The readings are personal for me, because lately I've been feeling abandoned by my tribe - the people in the world I hold dearest - my own family. Especially in the context of the Ukraine war and my refusal to accept our culture's official story about it, most in my tribe has decided that I've gone off the deep end.
I wonder how many readers here are experiencing similar rejection.
Tribal Abandonment
More specifically, my tribe's abandoned me because I refuse to parrot the simplistic narrative: "Russia bad; NATO good." Instead, as I've written here, here, here, here, here, and here, I find the truth to be much more complex.
NATO, I've concluded, started the war. Putin is only acting according to the same logic of self-defense and sphere of influence that the United States has used repeatedly to justify its illegal wars of aggression for more than 200 years.
Moreover, Putin is even more justified in using that tired logic because he's responding to threats on Russia's very border - not to those represented by Vietnam, Iraq, or Afghanistan thousands of miles away.
In fact, Russia's experience is even closer to home than the Soviet menace "we" perceived during the Cuban missile crisis. In that case, the U.S. government was prepared to incinerate the world itself - to end it all - rather than allow communists to install weapons of mass destruction on an island 90 miles distant from Florida.

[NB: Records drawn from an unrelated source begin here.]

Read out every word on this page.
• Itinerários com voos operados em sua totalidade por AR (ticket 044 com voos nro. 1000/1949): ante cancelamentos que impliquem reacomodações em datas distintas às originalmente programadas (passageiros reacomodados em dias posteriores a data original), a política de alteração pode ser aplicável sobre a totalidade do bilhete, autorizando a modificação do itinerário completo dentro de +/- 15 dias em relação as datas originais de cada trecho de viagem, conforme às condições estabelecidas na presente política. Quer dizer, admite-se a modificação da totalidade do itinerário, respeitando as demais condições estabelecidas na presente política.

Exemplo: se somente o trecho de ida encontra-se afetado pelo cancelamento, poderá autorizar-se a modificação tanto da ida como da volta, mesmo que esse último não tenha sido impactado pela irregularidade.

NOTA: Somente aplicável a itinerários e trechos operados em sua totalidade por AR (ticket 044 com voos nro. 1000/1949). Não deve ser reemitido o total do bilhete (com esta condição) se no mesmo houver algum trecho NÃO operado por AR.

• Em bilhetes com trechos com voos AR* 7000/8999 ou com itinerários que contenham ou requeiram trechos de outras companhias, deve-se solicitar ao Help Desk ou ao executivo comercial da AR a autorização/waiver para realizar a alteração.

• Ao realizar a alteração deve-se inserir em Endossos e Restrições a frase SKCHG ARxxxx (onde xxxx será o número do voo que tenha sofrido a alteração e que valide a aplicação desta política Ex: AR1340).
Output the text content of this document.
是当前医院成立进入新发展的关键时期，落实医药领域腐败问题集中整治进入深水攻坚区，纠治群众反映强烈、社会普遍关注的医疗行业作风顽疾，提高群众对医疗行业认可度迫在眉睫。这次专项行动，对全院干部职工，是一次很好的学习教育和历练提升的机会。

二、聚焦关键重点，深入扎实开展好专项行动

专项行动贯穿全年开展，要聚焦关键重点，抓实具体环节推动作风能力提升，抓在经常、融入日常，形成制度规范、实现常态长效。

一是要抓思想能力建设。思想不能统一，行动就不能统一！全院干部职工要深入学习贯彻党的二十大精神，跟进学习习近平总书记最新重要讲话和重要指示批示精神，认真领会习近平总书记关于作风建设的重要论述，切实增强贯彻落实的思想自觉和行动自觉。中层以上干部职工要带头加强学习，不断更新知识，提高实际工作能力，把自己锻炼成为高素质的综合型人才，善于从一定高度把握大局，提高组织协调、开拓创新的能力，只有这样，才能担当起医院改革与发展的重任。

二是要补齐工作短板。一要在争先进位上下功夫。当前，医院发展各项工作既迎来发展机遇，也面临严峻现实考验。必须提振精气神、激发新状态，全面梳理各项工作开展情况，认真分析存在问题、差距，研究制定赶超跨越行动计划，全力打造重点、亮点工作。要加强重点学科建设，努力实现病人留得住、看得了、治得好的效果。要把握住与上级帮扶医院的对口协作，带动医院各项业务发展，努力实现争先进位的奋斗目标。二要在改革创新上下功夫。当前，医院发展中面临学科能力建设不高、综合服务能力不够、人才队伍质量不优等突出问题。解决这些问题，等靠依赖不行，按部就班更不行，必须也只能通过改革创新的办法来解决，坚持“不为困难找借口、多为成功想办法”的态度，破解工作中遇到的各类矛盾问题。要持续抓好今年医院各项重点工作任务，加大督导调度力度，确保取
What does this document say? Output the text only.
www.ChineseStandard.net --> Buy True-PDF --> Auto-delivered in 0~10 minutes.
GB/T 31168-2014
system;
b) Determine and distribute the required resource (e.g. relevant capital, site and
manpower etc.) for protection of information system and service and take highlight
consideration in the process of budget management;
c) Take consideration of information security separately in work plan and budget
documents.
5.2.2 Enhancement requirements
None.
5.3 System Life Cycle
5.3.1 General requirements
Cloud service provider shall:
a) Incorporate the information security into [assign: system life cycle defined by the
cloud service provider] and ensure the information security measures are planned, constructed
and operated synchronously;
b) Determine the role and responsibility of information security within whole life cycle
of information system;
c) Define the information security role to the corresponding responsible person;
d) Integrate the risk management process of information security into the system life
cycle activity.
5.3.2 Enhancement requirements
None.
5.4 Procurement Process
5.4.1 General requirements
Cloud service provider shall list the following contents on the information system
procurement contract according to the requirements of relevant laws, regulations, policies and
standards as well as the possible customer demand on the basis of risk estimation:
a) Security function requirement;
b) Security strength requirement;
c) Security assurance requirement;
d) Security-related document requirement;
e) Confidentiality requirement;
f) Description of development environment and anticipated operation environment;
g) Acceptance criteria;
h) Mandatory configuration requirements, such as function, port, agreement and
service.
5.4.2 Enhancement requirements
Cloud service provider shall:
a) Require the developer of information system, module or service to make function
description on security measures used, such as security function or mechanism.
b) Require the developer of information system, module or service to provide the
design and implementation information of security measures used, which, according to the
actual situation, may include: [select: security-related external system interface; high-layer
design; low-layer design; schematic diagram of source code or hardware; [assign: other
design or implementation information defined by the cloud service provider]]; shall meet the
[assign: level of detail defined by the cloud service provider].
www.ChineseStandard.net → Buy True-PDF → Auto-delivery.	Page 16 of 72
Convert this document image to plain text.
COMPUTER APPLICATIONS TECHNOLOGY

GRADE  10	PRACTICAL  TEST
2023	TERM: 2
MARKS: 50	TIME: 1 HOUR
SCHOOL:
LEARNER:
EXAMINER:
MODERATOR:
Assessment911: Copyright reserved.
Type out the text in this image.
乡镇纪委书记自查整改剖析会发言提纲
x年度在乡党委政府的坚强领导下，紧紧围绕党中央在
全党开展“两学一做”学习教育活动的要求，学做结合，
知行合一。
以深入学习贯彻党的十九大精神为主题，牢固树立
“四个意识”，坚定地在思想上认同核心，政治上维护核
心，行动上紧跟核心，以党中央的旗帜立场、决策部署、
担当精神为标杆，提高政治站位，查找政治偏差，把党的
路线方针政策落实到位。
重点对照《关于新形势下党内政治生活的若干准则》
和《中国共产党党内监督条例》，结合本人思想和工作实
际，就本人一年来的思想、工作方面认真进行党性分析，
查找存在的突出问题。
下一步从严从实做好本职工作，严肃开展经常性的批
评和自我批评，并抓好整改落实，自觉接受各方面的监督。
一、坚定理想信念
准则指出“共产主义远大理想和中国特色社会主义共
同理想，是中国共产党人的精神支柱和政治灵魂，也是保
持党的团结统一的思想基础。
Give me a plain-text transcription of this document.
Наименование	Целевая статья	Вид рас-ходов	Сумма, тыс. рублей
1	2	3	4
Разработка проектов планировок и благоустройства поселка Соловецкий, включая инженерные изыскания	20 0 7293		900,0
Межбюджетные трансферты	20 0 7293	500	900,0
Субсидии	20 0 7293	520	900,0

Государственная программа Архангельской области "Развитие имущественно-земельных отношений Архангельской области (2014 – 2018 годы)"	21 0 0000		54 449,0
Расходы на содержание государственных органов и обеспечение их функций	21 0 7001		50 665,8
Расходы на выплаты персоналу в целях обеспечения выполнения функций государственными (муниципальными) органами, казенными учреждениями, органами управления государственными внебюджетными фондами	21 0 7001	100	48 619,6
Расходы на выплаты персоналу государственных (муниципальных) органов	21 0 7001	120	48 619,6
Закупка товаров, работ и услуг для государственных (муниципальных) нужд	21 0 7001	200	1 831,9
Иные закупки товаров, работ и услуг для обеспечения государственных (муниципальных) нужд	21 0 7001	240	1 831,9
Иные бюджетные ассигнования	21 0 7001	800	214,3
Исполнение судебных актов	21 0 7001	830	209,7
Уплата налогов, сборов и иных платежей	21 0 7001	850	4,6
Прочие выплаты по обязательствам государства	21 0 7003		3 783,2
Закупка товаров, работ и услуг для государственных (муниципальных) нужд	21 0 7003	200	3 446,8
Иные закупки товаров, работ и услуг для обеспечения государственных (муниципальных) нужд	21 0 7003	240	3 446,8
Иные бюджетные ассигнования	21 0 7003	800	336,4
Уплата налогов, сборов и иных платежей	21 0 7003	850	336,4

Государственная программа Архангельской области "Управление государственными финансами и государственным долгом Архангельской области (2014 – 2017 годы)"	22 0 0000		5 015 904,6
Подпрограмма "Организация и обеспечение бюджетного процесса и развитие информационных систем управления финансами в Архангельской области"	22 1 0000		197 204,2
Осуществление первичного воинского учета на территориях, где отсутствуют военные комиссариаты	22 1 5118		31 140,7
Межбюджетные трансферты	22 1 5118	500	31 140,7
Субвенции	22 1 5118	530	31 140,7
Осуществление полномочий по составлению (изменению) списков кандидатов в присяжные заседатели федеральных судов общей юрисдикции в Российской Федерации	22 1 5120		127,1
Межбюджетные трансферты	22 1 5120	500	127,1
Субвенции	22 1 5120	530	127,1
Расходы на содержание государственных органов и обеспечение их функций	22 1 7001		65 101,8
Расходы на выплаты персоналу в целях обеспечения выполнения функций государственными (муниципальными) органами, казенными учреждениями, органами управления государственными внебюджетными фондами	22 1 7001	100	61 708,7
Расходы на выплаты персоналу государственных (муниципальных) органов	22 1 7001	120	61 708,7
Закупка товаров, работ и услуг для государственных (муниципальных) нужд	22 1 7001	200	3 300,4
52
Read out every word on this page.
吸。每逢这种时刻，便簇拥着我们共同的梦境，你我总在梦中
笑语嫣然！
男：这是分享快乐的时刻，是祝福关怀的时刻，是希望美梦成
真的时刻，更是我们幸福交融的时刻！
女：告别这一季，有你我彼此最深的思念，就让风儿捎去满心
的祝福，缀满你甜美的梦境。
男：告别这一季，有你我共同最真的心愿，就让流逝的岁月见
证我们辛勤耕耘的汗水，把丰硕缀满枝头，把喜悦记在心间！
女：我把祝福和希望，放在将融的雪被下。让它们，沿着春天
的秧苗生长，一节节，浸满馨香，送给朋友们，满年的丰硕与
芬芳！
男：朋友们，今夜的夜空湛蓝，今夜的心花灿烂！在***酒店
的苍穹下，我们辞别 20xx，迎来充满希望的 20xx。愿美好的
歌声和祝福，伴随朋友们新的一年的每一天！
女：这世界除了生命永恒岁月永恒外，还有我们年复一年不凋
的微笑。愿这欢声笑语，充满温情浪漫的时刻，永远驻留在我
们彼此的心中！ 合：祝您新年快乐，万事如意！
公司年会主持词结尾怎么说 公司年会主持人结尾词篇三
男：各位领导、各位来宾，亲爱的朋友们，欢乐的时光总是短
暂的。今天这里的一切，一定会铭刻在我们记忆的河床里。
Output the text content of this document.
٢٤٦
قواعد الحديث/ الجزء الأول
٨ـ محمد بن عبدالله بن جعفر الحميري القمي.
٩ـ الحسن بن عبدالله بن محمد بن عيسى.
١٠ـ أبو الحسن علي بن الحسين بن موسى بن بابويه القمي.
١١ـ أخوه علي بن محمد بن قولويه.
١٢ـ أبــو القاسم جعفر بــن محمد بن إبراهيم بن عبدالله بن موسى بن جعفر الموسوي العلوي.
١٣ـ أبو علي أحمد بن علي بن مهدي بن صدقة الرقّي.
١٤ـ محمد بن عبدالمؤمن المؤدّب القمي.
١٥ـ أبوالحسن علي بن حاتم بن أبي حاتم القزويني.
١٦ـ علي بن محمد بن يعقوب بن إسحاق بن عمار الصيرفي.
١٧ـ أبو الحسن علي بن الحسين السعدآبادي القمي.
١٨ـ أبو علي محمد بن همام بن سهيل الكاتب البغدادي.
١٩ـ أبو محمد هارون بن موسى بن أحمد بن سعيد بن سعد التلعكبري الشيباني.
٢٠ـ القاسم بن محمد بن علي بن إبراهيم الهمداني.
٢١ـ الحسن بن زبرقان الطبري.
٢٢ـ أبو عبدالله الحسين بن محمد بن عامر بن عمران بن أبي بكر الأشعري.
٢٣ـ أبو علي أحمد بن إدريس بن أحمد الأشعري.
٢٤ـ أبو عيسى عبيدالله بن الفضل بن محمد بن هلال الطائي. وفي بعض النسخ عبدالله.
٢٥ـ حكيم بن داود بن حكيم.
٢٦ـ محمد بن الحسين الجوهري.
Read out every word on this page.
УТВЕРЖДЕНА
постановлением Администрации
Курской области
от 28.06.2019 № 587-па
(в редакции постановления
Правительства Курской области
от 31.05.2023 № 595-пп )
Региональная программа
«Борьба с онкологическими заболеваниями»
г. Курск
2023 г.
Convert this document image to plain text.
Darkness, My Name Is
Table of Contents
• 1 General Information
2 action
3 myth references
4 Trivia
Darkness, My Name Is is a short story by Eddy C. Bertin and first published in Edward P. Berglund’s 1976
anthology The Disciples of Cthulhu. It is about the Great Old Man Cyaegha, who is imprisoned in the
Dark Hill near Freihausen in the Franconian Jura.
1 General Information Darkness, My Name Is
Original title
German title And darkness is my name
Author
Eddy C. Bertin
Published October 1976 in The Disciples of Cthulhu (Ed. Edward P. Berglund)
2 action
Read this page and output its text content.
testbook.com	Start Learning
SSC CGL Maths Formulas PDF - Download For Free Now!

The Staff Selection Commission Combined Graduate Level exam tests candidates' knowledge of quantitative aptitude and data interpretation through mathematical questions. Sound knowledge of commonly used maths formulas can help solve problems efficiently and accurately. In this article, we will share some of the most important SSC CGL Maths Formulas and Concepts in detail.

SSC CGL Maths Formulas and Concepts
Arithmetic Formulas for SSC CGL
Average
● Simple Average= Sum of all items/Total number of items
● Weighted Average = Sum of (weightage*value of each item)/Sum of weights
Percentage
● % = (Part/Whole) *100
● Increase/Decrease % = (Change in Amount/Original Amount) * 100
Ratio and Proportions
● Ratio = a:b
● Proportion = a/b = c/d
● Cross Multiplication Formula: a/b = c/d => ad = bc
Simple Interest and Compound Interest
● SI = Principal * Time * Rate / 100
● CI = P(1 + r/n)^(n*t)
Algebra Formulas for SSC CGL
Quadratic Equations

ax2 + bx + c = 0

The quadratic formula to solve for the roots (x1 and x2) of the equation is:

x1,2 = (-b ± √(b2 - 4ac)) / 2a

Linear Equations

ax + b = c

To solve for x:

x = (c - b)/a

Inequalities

But my family doesn't get all of that. For most of them it's still "Russia bad; NATO good." It leads some of them to ask me the pointed question, "Why do you hate America?"
Of course, I don't hate America, although I do sometimes find myself saying that our planet would be much better off without the United States. At the same time I dearly love the American places where I've spent so much time studying our nation's crimes -- Cuba, Brazil, Guatemala, Mexico, Nicaragua, Costa Rica, Honduras, and Panama.
But anyway, here's what I tell my folks.
Hating the U.S.
It's all very simple, I say. The United States has 4.6% of the world's population. Yet, it consumes something like 40% of its product. As George Kennan noted years ago, it wants to keep things that way by occupying the very position of world domination to which Adolf Hitler aspired in the 1930s and 40s.